I just became annoyed enough to fiddle with the filters to stop them, and by checking the source, discovered why they had made it through.
The spam filters that filter primarily on content, work by reading your email looking for suspicious strings of letters. The spammers had got round this by adding random letters in the middle of all possibly-contentious words - so for example: Vibtlagnmbra. The random letters are different for every email, so the letter string is always different and cannot be filtered out.
Then they used HTML to colour the excess letters white, make them very small and float them away to the right margin, so that the message looked the same to the human user.
This is awfully cunning. And awfully irritating.
OK, I could turn off rendering HTML in emails, but this wouldn't stop the spams, it would just render them unreadable. I could filter out all HTML emails. But I don't want to do that, I get HTML emails that I do want to read.
I could do more validation of the sender's email address - but I don't really want to do that, because many spams come from genuine, valid addresses that are being forged. In a perfect world, there would be better systems for validating who sends emails so that I could be sure that an email coming from a different IP or SMTP server was spam, but sadly, that's not the case.
I do get HTML emails from oddlooking SMTP servers and varying IPs that I actually want to read, and the process of validating addresses using an SPF record is sufficiently complex that I can be pretty sure that many of the people who send me email will not be able to do that.

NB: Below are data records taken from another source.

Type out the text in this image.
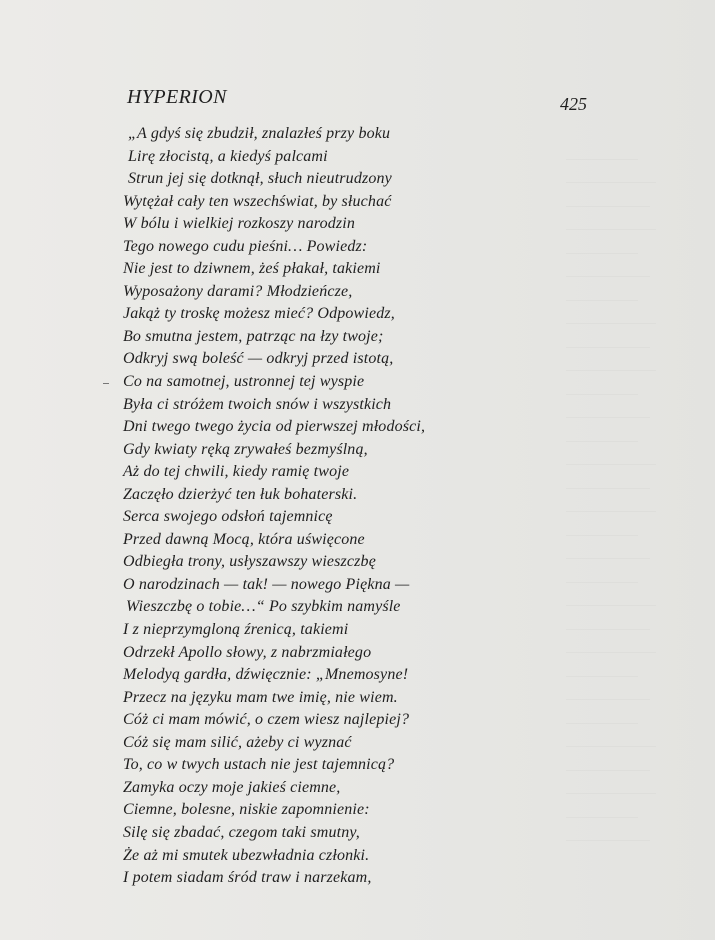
HYPERION	425
„A gdyś się zbudził, znalazłeś przy boku
Lirę złocistą, a kiedyś palcami
Strun jej się dotknął, słuch nieutrudzony
Wytężał cały ten wszechświat, by słuchać
W bólu i wielkiej rozkoszy narodzin
Tego nowego cudu pieśni… Powiedz:
Nie jest to dziwnem, żeś płakał, takiemi
Wyposażony darami? Młodzieńcze,
Jakąż ty troskę możesz mieć? Odpowiedz,
Bo smutna jestem, patrząc na łzy twoje;
Odkryj swą boleść — odkryj przed istotą,
Co na samotnej, ustronnej tej wyspie
Była ci stróżem twoich snów i wszystkich
Dni twego twego życia od pierwszej młodości,
Gdy kwiaty ręką zrywałeś bezmyślną,
Aż do tej chwili, kiedy ramię twoje
Zaczęło dzierżyć ten łuk bohaterski.
Serca swojego odsłoń tajemnicę
Przed dawną Mocą, która uświęcone
Odbiegła trony, usłyszawszy wieszczbę
O narodzinach — tak! — nowego Piękna —
Wieszczbę o tobie…“ Po szybkim namyśle
I z nieprzymgloną źrenicą, takiemi
Odrzekł Apollo słowy, z nabrzmiałego
Melodyą gardła, dźwięcznie: „Mnemosyne!
Przecz na języku mam twe imię, nie wiem.
Cóż ci mam mówić, o czem wiesz najlepiej?
Cóż się mam silić, ażeby ci wyznać
To, co w twych ustach nie jest tajemnicą?
Zamyka oczy moje jakieś ciemne,
Ciemne, bolesne, niskie zapomnienie:
Silę się zbadać, czegom taki smutny,
Że aż mi smutek ubezwładnia członki.
I potem siadam śród traw i narzekam,
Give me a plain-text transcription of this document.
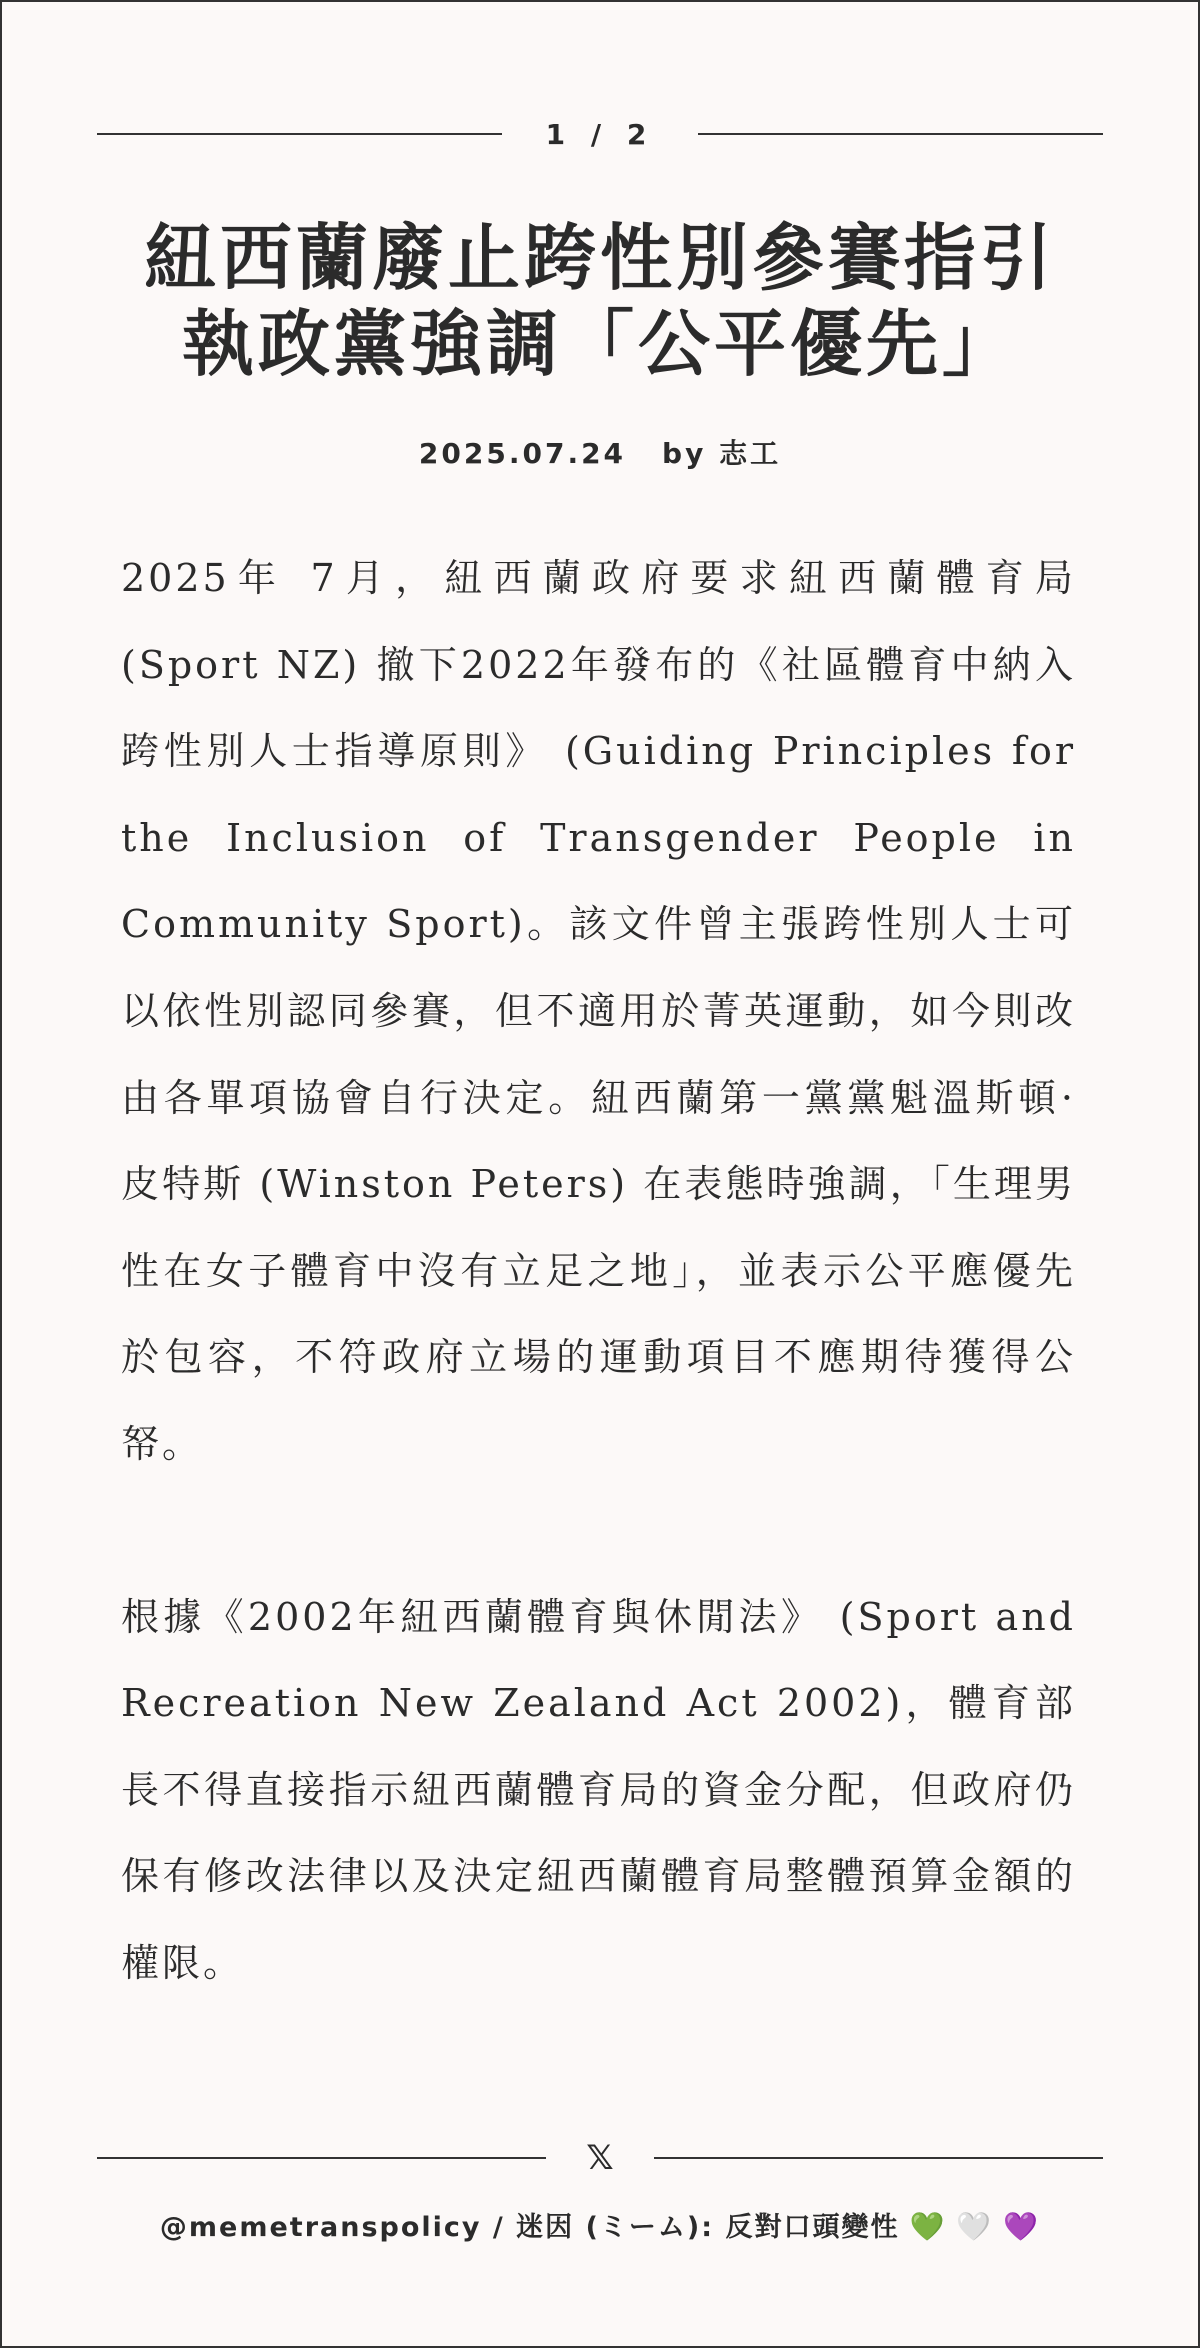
1 / 2
紐西蘭廢止跨性別參賽指引
執政黨強調「公平優先」
2025.07.24 by 志工

2025年 7月，紐西蘭政府要求紐西蘭體育局 (Sport NZ) 撤下2022年發布的《社區體育中納入跨性別人士指導原則》 (Guiding Principles for the Inclusion of Transgender People in Community Sport)。該文件曾主張跨性別人士可以依性別認同參賽，但不適用於菁英運動，如今則改由各單項協會自行決定。紐西蘭第一黨黨魁溫斯頓·皮特斯 (Winston Peters) 在表態時強調，「生理男性在女子體育中沒有立足之地」，並表示公平應優先於包容，不符政府立場的運動項目不應期待獲得公帑。

根據《2002年紐西蘭體育與休閒法》 (Sport and Recreation New Zealand Act 2002)，體育部長不得直接指示紐西蘭體育局的資金分配，但政府仍保有修改法律以及決定紐西蘭體育局整體預算金額的權限。

𝕏
@memetranspolicy / 迷因 (ミーム): 反對口頭變性 💚 🤍 💜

In the meanwhile, I've settled for filtering on the code that hides text and floats it to the right. This isn't a great way of doing things, as it's possible that a valid email might also contain that code, and also I can think of quite a number of permutations on this technique using different code - but it is the best 'least likely to lose desired mails' approach I can think of.
However, I suspect that ISPs handling vast amounts of email traffic will go instead for the validate sender approach - thus ensuring that genuine emails become even less likely to be reliablly delivered than they are now.
Hum. It is annoying that spammers insist on muddying their own water in this way. If they could just be a bit more restrained about it, then people would put up with them, but this sort of thing will eventually end up killing email, and driving people to more validated but less private and less universal messaging systems such as the various social media sites.